Publishers and authors network…

“Since our inception, eKitabu has worked to build up a vast and engaged network of over 100 local and international publishers to source, aggregate, digitize, and distribute over 5000 accessible titles. We also work closely with the Libraries and Schools Network in Africa, a key network organisation that greatly amplifies our reach,” she adds.

“We deliver licensed content as well as Open Educational Resources, partnering with African publishers and authors in the countries where we work. For example, we partnered with local Malawian organizations supporting persons with disabilities (OPDs). With the Malawi National Association of the Deaf (MANAD) and Malawi Union of the Blind, we built, adapted and digitized teaching and learning materials and developed Malawian Sign Language (MSL) and braille reading and writing skills of teachers, parents and learners with disabilities,” tells Mercy.

For special needs…

Teachers of learners with disabilities or special educational needs in Kenya consistently cite the lack of accessible learning materials as the main challenge. “eKitabu is making digital curriculum materials accessible for deaf learners through embedding Kenyan Sign Language (KSL) video in digital storybooks for language acquisition and literacy at the early grade level,” tells Mercy.

Publishing scenario in Africa…

“This year, I had the opportunity to attend The London Book Fair, the UK’s largest publishing and book trade fair, where I was delighted to join a panel discussion on ‘Journey of African Publishing,’ The panel also comprised Lawrence Njagi,Bibi Bakare-Yusuf, and Gbadega Adedapo and it was fascinating to compare perspectives on this topic with them. Bibi Bakare-Yusuf said that when she founded Cassava Republic 17 years ago, she was interested in seeing books not only written by African people, but also published by African people. “Taking on production was important, and today it’s exciting to see more trade publishers being established,” she said, and I agree. The real challenge to getting more books to readers, she pointed out, is price. “The question is not whether people want to read but how to make books affordable for more people. We need more Africans owning the means of production,” she said,” tells Mercy.

Challenges and the opportunities in African publishing industry…

“One of the major challenges is accessibility: books and other resources need to be made available at affordable prices for all. I believe this is where eKitabu has a vital role to play, in building connections across the continent, and working with African partners to help own our own means of production within the continent and showcasing the huge variety of African publishing to the global industry,” tells Mercy.

Technology in publishing…

“Publishers are using technology to widen distribution, and an increasing number of platforms are being created to provide access to information. During our LBF seminar discussion, Bibi Bakare-Yusuf’s comment, “Technology is a prosthetic,” really made me think, especially as it touches on our work with and for people with disabilities. Bibi is right. In relation to books, technology is an artificial means to do things we might not do, or might not be able to do, with a traditional printed book. But as helpful as technology is in packaging and distribution, reading and writing and publishing is about the content —the stories, the voices, the ideas, and knowledge. Let’s focus on how to make books more affordable and accessible for all readers,” shares Mercy.

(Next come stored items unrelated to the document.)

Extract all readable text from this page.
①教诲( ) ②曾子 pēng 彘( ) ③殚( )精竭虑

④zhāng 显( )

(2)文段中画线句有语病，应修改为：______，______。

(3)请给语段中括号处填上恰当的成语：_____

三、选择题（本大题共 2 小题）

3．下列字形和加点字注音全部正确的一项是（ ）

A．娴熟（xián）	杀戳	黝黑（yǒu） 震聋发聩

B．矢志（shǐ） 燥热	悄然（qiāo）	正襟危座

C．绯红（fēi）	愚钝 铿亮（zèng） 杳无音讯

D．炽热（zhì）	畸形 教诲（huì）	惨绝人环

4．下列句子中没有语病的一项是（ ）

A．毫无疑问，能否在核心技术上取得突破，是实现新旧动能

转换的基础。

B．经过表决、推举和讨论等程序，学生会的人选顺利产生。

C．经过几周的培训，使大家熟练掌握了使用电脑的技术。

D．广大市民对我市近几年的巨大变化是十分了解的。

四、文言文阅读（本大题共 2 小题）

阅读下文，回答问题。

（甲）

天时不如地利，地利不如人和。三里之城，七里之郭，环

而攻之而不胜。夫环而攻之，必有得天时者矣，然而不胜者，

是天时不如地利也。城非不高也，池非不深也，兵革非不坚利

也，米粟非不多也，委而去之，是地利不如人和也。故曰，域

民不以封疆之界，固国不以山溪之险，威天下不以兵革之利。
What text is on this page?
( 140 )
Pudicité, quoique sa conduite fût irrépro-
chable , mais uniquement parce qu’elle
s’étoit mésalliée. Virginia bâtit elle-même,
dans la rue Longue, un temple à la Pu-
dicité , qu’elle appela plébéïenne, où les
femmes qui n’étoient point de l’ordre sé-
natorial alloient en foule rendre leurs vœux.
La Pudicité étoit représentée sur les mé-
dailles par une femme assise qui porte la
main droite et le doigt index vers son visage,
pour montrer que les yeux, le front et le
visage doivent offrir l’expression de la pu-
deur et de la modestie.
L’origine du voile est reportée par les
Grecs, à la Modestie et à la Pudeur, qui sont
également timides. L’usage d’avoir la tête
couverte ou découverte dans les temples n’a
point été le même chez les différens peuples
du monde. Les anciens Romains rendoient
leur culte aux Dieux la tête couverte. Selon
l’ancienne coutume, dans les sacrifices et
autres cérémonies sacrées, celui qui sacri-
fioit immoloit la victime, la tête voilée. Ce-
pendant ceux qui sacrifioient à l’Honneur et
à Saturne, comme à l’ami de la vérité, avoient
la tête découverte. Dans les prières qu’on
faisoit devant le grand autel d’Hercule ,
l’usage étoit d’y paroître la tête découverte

On enhancing trade relations…

“One way is to strengthen relationships between organisations between the two countries, for example, publishing beyond the border, promoting buying and selling of rights between the two territories. Digitization of materials and digital distribution is also a growing area and has no boundaries, and can be achieved by using the available platforms such as eKitabu to promote content from India across the continent of Africa,” opines Mercy.

“Let us work together to create opportunities to access both print and digital content in a simpler, affordable and efficient way. If you want to go fast, go alone, if you want to go far, go together,” concludes Mercy.